アルボムッレ・スマナサーラ

【スマナサーラ長老に聞いてみよう!】 

    皆さんからのさまざまな質問に、初期仏教のアルボムッレ・スマナサーラ長老がブッダの智慧で答えていくコーナーです。日々の生活にブッダの智慧を取り入れていきましょう。今日のテーマは落ち込んでしまって上がってこられなくなってしまったときの対処法についてです。

[Q]

     「怒り」のバリエーションには落ち込みもあると知りました。私はいつも落ち込んでしまいます。自分がだめだなと思ってしまって、落ち込んで上がってこられなくなるのです。どうすればいいでしょうか?
 
[A]

■「私は正しい」という恐ろしい病気

    落ち込むことも怒りです。それも「私は正しい」という恐ろしい病気から起きるのです。
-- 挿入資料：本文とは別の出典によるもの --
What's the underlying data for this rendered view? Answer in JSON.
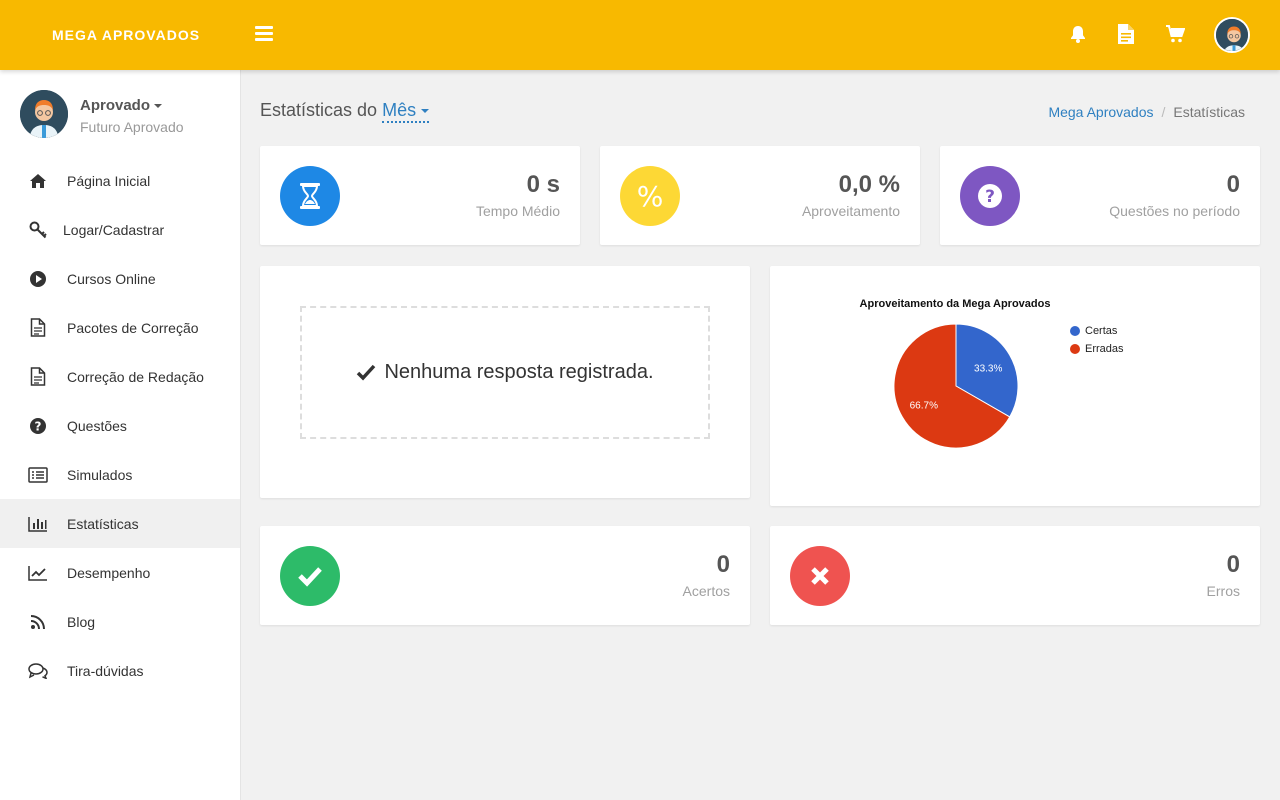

自分が正しいなんて成り立たないことです。完璧な自分なんかいるはずがないのですから。でも「私のやることは全てうまく行く」と思っている…つまり錯覚しているんです。でも、事実はほとんどダメ。「自分は完璧な人間ではありません。でも、だから何?」と思うのが正しいのです。自分のダメなところや不得手なところは他の人が補ってくれるものです。逆に、他の人にはできなくて、自分にできることがあれば、気持よく補ってあげればいいだけのことです。人がひとり勝手に「完璧」になりたがったら、もう病院に行くしかなくなるのです。落ち込んだところで、心に怒りの毒がまわって、持っている能力も失ってしまいます。それはもったいないことですね。「だから何?」という言葉を人生に入れることで、怒りの毒から身を守って楽しく生きられます。